It has been a very successful year, one of continued strong growth internationally. In the year covered by this report – August 2017 to July 2018 – we have generated revenue of £438m, up by six per cent on last year.
That growth has been driven in particular by increasing demand for IELTS (International English Language Testing System), the high-stakes English test for study, migration or work that is jointly owned by Cambridge Assessment English, the British Council and IDP: IELTS Australia. More than three million tests were taken in the past year, with demand growing particularly strongly in India and Canada.
It was also a successful year for Cambridge English Qualifications, with increasing entries across the world for the full range of English language exams from A2 Key to C2 Proficiency, as well as Pre A1 Starters, A1 Movers and A2 Flyers, a series of fun and engaging activity-based English language exams.
Growth has been driven in particular by increasing demand for IELTS (International English Language Testing System), the high-stakes English test for study, migration or work
During the year, the Nursing and Midwifery Council and the General Medical Council, which regulate medical professionals in the UK, announced along with their counterparts in Ireland, that they would recognise the Occupational English Test (OET). Run jointly by Cambridge English and Australia’s Box Hill Institute, OET is designed specifically for healthcare professionals and was already recognised by authorities in Australia, Dubai, New Zealand and Singapore. It is available every month in more than 100 locations in 40 countries around the world.
Welcoming the announcement, OET Chief Executive Officer Sujata Stead said: “What sets OET apart from other tests is that it is designed for healthcare.”
A study published in April 2018 highlighted the continuing importance of Cambridge English’s CELTA (Certificate in English Language Teaching to Adults). The analysis of 600 English language teaching job advertisements in more than 60 countries showed that CELTA is requested by nearly 72 per cent of employers in Europe, the Middle East and Africa.
Indeed, recognition of qualifications and tests from Cambridge English as a whole continues to increase, with more than 1,100 new organisations signing up in 2017–18, including big names such as HSBC, Airbus, Renault, Calvin Klein and Schweppes. Higher education institutions joining the list included Harvard College and Wellesley College in the USA, the University of Ottawa in Canada and France’s École Polytechnique – the latter becoming the 8,000th institution to recognise the leading English qualification C1 Advanced. In all, Cambridge English Qualifications are now recognised by over 24,000 universities, employers and governments.
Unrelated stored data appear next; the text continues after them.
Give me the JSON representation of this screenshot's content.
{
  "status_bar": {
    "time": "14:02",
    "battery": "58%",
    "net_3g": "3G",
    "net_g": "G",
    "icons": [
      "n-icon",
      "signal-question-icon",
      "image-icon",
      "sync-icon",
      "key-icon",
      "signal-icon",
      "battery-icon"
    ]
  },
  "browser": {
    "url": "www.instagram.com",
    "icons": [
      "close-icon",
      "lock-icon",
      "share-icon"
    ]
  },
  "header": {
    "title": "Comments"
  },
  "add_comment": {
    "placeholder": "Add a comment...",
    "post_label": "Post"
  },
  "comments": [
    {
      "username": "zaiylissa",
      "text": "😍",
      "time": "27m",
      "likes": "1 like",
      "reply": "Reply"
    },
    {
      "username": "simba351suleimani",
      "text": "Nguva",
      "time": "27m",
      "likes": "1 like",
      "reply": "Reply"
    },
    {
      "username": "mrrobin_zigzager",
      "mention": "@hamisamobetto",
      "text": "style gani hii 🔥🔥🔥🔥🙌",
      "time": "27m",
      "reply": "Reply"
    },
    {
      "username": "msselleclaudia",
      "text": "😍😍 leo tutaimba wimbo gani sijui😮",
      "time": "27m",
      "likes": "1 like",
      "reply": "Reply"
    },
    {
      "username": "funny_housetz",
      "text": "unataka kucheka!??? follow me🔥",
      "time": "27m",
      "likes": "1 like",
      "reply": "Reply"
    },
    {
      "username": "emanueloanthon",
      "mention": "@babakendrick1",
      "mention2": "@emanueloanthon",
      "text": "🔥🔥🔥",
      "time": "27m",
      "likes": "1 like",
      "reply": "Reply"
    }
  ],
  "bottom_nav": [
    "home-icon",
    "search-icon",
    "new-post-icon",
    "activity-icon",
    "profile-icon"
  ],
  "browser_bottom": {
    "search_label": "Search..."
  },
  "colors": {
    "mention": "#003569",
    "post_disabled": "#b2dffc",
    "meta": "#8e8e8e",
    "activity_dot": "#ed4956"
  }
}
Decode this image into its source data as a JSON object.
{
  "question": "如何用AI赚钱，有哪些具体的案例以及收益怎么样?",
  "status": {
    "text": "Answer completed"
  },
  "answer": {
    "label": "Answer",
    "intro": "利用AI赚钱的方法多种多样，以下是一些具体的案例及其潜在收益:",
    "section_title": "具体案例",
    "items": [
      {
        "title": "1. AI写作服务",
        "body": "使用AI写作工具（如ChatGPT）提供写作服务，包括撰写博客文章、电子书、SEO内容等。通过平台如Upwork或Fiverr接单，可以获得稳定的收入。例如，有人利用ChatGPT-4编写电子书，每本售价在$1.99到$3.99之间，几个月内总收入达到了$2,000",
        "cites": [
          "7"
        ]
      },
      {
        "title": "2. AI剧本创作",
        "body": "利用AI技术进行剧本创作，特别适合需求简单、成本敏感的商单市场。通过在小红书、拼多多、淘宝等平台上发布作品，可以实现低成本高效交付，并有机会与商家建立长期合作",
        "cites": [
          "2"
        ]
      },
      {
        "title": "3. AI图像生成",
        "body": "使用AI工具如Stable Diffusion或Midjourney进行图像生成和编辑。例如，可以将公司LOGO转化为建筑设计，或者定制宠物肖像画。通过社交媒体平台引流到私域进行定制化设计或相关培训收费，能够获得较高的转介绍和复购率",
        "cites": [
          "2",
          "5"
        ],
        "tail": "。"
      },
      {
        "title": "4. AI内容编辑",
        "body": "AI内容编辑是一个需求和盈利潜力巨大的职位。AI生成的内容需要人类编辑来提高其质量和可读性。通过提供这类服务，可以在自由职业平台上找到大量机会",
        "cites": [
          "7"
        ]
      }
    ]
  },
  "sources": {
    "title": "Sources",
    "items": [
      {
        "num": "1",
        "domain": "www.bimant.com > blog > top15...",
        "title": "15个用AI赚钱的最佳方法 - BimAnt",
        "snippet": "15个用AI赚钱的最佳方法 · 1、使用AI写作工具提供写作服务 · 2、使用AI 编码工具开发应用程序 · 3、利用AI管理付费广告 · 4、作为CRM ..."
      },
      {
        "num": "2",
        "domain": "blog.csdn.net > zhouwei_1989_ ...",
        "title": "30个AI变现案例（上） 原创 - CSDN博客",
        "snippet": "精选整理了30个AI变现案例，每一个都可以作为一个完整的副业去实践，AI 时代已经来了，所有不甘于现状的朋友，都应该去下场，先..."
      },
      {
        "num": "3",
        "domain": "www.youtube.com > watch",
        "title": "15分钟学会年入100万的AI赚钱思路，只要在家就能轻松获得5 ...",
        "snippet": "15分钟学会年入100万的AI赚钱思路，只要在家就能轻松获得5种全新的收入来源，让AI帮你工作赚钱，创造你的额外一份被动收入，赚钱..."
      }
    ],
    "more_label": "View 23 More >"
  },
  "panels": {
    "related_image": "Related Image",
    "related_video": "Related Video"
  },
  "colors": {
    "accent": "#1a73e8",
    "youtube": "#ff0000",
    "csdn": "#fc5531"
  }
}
Cambridge Assessment International Education also grew strongly, with total entries up by eight per cent internationally on June 2017. Globally, over half a million students took Cambridge IGCSE, O Level and International AS & A Level exams this year and will now be planning their next steps into further education or the world of work. There has also been a six per cent growth in the number of schools internationally which offer Cambridge programmes.
Both our international exam boards rebranded in September 2017, Cambridge International Examinations changing to Cambridge Assessment International Education (or Cambridge International for short) and Cambridge English Language Assessment changing to Cambridge Assessment English (or Cambridge English for short). For Cambridge International, the name change reflects its broader education remit beyond exams. The exam board is not just a trusted provider of qualifications but a partner for schools and governments as they improve education and learning. Cambridge International also chose a new name – Cambridge Pathway – to represent its offer from the beginning of primary school at age five through to the end of secondary education at 18 or 19. The Cambridge Pathway gives schools a flexible curriculum with clear progression at each stage.
For Cambridge English, its new brand is rooted in its purpose: to help people learn English and prove their skills to the world. It also reflects how Cambridge English is part of Cambridge Assessment, and able to benefit from its 160 years of expertise as well as its status as a department of the University of Cambridge.
A major driver for the rebrand for Cambridge English was making its wide and varied portfolio of products clear, so it has also started the process of simplifying the way it presents its exams. To make the progression from one exam to another easier to understand, it introduced the Common European Framework of Reference (CEFR) level attached to each exam’s name, with for example, Cambridge English: First (FCE) now known as B2 First.
Also rebranding was our Admissions Testing Service, which is now called Cambridge Assessment Admissions Testing, and so too was Cambridge Michigan Language Assessment (CaMLA), a joint venture between the University of Michigan and Cambridge English. CaMLA is now known as Michigan Language Assessment, a name which has been developed to better reflect its 65-year history as a leading developer of American English language tests.